Mercredi 29 août 2018
Le scanner de Boumediene !
Avec nos tyrans, quarante-deux ans sont passés et on a l’impression de vivre la même histoire que celle de notre jeunesse. Quarante-deux ans qu’une drôle d’histoire de scanner avait fait la conversation de tout un peuple sans qu’il puisse avoir accès à la moindre information quant à la maladie de son tsar.
J’étais déjà étudiant en France lorsque la douce nouvelle nous est parvenue, celle de la mort d’un psychopathe qui avait condamné l’Algérie à la damnation éternelle. Mais à cette époque-là encore, je pouvais rentrer pendant certaines vacances scolaires. Et c’est comme cela que tout avait débuté.
C’est d’abord cette phrase que le souvenir retient. De celles qu’on prononce en chuchotant, après une rotation de l’œil afin de s’assurer que personne n’est présent à une distance d’écoute. La voix était tremblante car elle n’ignorait pas qu’elle portait des paroles dangereuses. Elle finit par sortir furtivement de la bouche « il paraît qu’ils ont ramené un scanner à Alger ».
Il faut bien comprendre que même si le mot était connu, il n’était franchement pas dans le vocabulaire courant, encore moins dans celui de la bureautique dont le nom n’existait pas plus que l’ordinateur individuel.

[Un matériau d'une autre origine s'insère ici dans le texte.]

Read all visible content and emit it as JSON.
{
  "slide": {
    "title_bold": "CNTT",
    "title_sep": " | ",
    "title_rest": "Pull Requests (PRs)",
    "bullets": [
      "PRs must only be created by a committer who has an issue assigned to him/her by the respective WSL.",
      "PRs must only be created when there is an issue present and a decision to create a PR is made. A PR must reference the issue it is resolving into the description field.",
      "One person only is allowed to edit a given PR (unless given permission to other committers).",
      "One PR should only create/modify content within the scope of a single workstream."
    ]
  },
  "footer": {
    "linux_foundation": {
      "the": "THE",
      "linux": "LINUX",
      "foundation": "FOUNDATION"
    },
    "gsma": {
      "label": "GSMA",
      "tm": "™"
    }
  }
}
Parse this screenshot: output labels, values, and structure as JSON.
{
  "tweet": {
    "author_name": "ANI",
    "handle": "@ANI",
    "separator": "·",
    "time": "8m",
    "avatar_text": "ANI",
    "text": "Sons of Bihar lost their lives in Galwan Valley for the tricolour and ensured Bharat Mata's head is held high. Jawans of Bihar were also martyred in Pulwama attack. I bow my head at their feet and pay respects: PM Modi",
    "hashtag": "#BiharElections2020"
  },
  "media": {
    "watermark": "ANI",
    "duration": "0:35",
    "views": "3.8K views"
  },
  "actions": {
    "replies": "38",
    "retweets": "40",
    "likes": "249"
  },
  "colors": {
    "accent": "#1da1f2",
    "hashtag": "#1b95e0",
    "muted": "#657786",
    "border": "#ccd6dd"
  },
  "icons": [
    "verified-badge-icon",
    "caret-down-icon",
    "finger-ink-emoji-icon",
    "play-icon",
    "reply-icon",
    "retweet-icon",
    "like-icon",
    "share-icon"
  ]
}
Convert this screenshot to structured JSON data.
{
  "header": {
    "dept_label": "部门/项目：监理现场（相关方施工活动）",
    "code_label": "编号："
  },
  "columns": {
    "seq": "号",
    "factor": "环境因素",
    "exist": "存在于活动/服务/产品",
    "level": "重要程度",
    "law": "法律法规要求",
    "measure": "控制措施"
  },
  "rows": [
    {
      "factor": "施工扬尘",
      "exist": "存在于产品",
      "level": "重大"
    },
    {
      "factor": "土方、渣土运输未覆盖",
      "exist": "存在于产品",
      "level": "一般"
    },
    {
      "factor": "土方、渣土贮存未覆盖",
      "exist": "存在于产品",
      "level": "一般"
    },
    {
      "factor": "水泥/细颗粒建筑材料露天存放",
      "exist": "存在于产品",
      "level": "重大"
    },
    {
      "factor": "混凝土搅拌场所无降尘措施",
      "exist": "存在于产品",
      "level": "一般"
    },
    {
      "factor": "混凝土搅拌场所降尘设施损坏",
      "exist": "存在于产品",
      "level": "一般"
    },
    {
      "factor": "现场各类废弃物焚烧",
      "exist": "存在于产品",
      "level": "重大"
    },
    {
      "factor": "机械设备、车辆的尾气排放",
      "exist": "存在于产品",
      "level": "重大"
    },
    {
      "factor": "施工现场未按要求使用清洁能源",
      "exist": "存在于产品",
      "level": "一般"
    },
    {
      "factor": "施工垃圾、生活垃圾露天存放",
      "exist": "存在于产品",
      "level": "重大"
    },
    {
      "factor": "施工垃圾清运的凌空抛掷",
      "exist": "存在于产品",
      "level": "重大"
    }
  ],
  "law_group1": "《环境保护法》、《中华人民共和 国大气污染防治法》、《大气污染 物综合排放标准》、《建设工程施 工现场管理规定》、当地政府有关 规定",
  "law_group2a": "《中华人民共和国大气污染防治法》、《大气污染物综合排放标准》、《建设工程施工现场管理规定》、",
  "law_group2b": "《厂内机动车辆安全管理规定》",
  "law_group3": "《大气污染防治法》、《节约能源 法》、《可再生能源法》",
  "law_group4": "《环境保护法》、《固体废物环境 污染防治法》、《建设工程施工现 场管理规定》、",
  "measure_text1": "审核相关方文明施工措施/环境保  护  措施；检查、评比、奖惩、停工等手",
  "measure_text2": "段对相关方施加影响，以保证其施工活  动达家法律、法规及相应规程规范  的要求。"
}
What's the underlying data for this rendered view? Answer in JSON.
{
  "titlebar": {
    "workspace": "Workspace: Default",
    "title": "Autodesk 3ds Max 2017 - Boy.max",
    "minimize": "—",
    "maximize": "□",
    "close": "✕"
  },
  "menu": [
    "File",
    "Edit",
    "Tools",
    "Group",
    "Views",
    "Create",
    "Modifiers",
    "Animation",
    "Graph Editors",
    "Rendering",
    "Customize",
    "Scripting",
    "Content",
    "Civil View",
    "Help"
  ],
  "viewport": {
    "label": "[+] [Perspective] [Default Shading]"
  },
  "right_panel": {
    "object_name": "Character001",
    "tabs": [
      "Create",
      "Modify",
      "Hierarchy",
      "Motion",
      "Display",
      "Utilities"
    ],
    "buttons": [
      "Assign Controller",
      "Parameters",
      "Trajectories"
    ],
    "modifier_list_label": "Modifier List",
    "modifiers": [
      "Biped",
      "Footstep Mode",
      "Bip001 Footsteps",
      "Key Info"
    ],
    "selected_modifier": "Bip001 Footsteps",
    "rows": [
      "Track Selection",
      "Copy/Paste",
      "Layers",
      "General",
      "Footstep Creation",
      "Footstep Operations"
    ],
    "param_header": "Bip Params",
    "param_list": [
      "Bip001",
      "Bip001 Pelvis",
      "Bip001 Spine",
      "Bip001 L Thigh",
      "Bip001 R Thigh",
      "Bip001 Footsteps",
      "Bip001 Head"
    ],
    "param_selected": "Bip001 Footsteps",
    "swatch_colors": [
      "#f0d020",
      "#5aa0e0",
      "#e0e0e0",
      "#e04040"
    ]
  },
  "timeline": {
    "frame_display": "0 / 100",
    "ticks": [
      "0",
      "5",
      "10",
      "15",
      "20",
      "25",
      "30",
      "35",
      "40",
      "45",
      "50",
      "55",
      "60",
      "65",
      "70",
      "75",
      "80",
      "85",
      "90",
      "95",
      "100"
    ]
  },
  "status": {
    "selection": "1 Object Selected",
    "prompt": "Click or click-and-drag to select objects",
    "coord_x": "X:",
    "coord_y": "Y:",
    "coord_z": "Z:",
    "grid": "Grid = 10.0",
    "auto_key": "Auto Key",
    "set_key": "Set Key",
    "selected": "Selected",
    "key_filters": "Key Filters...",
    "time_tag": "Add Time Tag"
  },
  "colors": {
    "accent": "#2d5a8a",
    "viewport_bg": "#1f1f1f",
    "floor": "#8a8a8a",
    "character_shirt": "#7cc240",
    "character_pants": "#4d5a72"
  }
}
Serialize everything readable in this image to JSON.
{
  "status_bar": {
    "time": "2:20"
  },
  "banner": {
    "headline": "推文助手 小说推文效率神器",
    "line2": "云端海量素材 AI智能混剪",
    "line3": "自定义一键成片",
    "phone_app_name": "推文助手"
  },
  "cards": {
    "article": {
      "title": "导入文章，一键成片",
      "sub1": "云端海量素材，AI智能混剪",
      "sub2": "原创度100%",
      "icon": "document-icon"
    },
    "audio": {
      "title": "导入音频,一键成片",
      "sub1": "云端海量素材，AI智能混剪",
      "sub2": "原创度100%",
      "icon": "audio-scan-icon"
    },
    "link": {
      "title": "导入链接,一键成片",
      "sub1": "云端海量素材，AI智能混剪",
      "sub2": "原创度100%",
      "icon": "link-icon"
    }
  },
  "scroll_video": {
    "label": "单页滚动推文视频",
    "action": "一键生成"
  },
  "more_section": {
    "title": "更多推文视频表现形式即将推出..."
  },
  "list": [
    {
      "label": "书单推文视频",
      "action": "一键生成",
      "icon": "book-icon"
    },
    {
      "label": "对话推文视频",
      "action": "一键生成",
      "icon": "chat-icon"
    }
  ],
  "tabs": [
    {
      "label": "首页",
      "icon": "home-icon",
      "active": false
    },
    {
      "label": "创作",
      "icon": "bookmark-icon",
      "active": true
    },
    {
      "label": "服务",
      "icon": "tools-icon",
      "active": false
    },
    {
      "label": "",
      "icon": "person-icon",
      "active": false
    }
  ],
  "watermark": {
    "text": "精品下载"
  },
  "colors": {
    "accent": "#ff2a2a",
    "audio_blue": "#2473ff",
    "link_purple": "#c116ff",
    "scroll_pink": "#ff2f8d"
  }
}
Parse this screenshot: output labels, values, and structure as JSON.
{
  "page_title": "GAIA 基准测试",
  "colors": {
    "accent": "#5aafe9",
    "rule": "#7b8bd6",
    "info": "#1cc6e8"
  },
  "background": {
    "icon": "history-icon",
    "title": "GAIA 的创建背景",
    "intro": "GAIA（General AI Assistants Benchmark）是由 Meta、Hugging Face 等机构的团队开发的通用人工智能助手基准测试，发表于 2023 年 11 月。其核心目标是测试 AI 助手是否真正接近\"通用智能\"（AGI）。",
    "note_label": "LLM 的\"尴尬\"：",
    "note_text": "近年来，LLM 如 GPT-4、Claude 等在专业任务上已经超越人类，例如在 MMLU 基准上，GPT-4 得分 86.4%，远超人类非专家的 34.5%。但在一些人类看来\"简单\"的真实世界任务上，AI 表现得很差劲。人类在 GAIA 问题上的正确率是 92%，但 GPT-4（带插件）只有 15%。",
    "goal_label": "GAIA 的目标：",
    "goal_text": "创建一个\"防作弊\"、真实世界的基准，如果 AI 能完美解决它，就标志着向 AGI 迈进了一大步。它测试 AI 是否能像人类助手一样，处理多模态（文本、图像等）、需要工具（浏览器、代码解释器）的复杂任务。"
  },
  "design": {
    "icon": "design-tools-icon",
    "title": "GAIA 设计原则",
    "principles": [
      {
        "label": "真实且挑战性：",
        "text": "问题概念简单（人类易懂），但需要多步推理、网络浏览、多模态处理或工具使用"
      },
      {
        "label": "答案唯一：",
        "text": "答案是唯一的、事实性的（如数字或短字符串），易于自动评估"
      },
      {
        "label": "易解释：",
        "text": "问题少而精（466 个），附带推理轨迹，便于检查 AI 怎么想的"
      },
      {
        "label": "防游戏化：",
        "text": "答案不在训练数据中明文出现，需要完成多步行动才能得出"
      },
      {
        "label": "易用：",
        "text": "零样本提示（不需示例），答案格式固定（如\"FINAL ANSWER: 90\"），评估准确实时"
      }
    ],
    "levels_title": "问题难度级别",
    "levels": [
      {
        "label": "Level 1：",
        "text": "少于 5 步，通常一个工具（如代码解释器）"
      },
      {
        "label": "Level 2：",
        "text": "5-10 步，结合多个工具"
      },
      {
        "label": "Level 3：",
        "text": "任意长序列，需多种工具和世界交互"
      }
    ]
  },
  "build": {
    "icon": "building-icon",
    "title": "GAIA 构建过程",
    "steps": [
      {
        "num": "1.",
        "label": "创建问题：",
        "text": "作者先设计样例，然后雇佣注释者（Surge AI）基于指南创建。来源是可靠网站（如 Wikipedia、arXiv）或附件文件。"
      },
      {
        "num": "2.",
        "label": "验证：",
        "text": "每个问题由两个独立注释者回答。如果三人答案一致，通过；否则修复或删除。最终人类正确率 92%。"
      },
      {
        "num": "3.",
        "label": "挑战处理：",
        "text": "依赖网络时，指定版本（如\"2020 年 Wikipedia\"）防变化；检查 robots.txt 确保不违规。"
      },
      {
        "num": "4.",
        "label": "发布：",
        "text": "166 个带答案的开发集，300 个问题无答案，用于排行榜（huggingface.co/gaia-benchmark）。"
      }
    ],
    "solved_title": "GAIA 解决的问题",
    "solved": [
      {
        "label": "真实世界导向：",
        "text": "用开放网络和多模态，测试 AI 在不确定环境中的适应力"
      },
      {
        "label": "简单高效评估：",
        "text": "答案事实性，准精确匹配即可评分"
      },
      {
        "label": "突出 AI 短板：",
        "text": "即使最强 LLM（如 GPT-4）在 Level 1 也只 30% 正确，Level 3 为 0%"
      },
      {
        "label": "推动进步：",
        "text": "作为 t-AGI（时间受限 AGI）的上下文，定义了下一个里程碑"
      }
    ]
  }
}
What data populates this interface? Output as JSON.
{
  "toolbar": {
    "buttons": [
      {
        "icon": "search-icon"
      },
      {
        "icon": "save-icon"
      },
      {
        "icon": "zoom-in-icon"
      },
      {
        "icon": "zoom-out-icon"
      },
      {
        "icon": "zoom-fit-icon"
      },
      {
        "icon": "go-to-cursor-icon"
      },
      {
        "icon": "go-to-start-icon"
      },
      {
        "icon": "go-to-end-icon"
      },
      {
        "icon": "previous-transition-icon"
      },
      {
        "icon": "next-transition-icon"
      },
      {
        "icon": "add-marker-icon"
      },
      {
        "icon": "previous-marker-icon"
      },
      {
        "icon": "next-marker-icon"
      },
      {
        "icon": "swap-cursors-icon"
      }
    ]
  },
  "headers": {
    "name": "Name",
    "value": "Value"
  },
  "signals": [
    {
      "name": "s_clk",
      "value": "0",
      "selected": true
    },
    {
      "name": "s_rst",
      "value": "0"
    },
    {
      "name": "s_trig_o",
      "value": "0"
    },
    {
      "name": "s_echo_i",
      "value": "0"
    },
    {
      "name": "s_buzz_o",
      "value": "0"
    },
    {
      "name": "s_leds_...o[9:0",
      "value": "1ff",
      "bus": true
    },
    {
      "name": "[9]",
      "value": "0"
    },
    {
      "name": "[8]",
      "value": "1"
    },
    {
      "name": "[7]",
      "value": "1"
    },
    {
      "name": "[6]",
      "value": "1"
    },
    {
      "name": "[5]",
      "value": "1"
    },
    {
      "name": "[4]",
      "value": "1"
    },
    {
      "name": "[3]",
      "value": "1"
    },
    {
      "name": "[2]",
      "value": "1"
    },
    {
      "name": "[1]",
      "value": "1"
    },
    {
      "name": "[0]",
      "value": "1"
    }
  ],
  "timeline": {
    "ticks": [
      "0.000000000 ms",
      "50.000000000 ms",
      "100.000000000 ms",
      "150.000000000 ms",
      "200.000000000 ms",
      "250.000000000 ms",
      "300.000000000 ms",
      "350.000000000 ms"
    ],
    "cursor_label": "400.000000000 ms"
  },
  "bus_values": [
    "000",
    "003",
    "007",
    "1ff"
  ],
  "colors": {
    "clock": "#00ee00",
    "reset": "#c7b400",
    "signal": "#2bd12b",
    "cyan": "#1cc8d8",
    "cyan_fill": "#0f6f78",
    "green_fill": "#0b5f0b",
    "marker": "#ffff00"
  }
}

Ce mot étrange de «scanner » courait les rues, de bouche à oreille (de bouche à bouche dirions-nous dans la version arabe) toujours le dos courbé, l’œil attentif et la voix murmurée.
« Il est immense, presque tout l’étage » disait l’un. « Non, c’est pas plus grand qu’une valise » rétorquait l’autre. Mais c’est sûr que cette histoire de l’étrange venue du scanner pour tenter de diagnostiquer le grand Boumédiene, c’était du pain béni pour les conversations.
C’est qu’à cette époque les distractions n’étaient pas nombreuses, la RTA et sa chaîne unique, El Moudjahid et sa parole unique, le FLN, parti unique. Alors il fallait bien occuper le peuple qui se passionnait pour ce scanner mystérieux, une innovation à la pointe du miracle. La science au chevet de notre bien aimé dirigeant, une gloire de plus pour ce pays qui croyait avoir converti la planète à toutes les vertus.
Quarante-deux ans plus tard, ce n’est plus le scanner qui vient à Alger avec une armada de spécialistes étrangers, c’est notre président qui se déplace en Suisse, à Grenoble et ailleurs. C’est que la fierté nationaliste, c’est comme l’économie moderne, elle s’est mondialisée.
Nous n’en savons pas plus aujourd’hui qu’à l’époque de ce fameux scanner mais il y a trois constances que nous pouvons relever. La maladie du tyran n’est pas l’affaire du peuple. L’appel à l’étranger est toujours sur les finances de ce pauvre peuple. Et nos grands pontes de la médecine, fiers comme Artaban, qui ont fait fortune dans ce pays, n’ont pas plus la capacité de soigner un président. Même un homme grabataire, essoufflé par la vie trépidante du pouvoir arbitraire.
Au final, le scanner de Boumediene ou la visite à Genève de Bouteflika, ne prouvent qu’une chose, on est voué à la conversation, aux supputations et aux conjectures. La maladie des despotes n’est pas de l’ordre humain, elle nous échappe.
Pour l’anecdote, un jour, vers la fin des années soixante-dix en France, une infirmière m’avait dit que le bureau du médecin qui m’attendait était juste après la salle du scanner.
Ne le répétez à personne mais vous vous imaginez bien que j’ai attendu de très longues minutes devant la porte avant qu’elle ne s’ouvrît. Je voulais savoir ce qu’était ce grand mystère. J’avais enfin, en une seconde, aperçu la «chose», celle qu’on avait ramenée spécialement à mon homonyme, en avion cargo, en bateau ou démontée dans des caisses, pensions-nous à l’époque.
J’étais bien jeune et c’était bien la seule douceur qui me revient de cette époque dont on nous abreuve de mérites nationalistes et qui ne fut que l’horreur d’un tyran qui avait droit à l’importation d’un scanner, inconnu pour les mortels algériens qui pouvaient mourir d’une simple infection.